The book presents Mary (the mother of Jesus) at the end of her life, reflecting both on the tumultuous events which took place around her son's death, and her own subsequent life in hiding. She's doubly hunted: by the agents of the Roman Empire, who would like to see her silenced; and by Jesus' followers, two of whom act as her protectors and who feed and house her, but in return for a constant stream of reflections and questions about her experiences of her son. The name of Jesus never occurs in the book - at one point Mary says that she can't bring herself to speak his name, so great is her grief - so it's always "my son" or "him". But he's present throughout the book, his words and his deeds.
Tradition suggests that Mary fled to Ephesus, on the coast of Asia Minor (now part of Turkey) where she lived out the rest of her life, and Colm Tóibín follows that tradition; thus one of her protectors may be taken to be John, the 'beloved disciple', whose oral tradition formed the basis of the Gospel of John. Given my comment above about Mary being hunted, it's striking that Ephesus was the site of the major temple to Artemis, the hunting goddess, which Mary is described in the book as visiting.
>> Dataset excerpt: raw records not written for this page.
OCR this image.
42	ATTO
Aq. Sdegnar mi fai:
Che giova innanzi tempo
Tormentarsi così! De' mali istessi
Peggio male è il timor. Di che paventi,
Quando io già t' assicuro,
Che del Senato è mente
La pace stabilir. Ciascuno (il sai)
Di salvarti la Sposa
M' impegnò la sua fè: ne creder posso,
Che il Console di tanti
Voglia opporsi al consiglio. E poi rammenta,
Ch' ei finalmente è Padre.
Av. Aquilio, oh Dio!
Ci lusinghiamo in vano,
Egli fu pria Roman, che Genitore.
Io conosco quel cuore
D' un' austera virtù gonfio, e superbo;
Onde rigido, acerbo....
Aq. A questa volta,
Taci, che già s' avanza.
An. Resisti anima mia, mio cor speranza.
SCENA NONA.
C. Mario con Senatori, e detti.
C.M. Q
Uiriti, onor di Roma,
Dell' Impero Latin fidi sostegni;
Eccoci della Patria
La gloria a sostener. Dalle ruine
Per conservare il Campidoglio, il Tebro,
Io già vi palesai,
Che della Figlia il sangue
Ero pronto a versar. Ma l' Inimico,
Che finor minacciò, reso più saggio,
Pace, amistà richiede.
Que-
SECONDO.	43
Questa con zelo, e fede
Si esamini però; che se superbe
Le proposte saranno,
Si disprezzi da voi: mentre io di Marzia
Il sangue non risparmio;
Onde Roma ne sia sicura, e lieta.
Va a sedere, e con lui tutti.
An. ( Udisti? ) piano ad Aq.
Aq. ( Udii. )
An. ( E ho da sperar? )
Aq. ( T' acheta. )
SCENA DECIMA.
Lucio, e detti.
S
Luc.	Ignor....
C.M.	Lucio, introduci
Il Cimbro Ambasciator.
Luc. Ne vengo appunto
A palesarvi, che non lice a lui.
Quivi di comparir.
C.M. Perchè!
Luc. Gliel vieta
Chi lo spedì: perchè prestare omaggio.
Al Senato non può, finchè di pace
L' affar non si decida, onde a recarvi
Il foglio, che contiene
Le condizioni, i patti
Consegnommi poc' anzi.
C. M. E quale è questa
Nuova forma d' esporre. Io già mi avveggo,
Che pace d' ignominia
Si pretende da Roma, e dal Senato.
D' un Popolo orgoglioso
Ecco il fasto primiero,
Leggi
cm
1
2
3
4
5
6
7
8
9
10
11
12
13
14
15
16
Mary's recollections of a number of the key events in Jesus' life that are central to John's gospel - the wedding at Cana, the death and rebirth of Lazarus, the crucifixion - are somewhat different both to the story as we have it in the gospels, and to the story as the disciples are gradually reconstructing it from Mary's accounts. It's very clear that they want to create a story about Jesus as someone supernatural, as the Son of God, and that they see his death as something very distinctive and important.
It's true that the process of creating any sort of biography, even by modern historical standards, is one of selection of which facts to present and how to present them; and this was even more the case in the ancient world. Nonetheless, the way in which the disciples are shown as shaping the narrative around Jesus is striking. It's doing a certain amount of damage to Mary's perception of herself and her life with her son - using both of these to create something new.
They're doing this for enlightened reasons, to reshape the world's understanding of itself, and in the process to bring hope to the oppressed within the Roman Empire. And narratives are inexorably tied up with power - as David Chapman and I have written, "narratives of information are constructed by those in power, sometimes in ignorance of the less powerful and sometimes deliberately to exclude those with less power". Nonetheless, the book ends sadly, with Mary left alone and with her self-perception of her life considerably harmed by those who have supposedly written about her.
The novel reminded me at times of Philip Pullman's book The Good Man Jesus and the Scoundrel Christ, which also shows the developing narrative around Jesus. While Pullman is an avowed atheist, it's tempting to say that Tóibín is presenting a secularised version of Mary's story, but that would be unfair. There's a constant sense of Mary's spirituality - she regularly prays, goes to the temple (Jewish and that of Artemis), and is shown having multiple spiritual experiences. Her version of the narrative - and of course she too is constructing a narrative - is at odds with the conclusions of John's version, but it is no less religious.
Ultimately, all experiences are shaped by narrative, and all narratives are derived from experiences. The only question is what we seek to do with those narratives, and how close we want them to be to the literal truth of our experiences.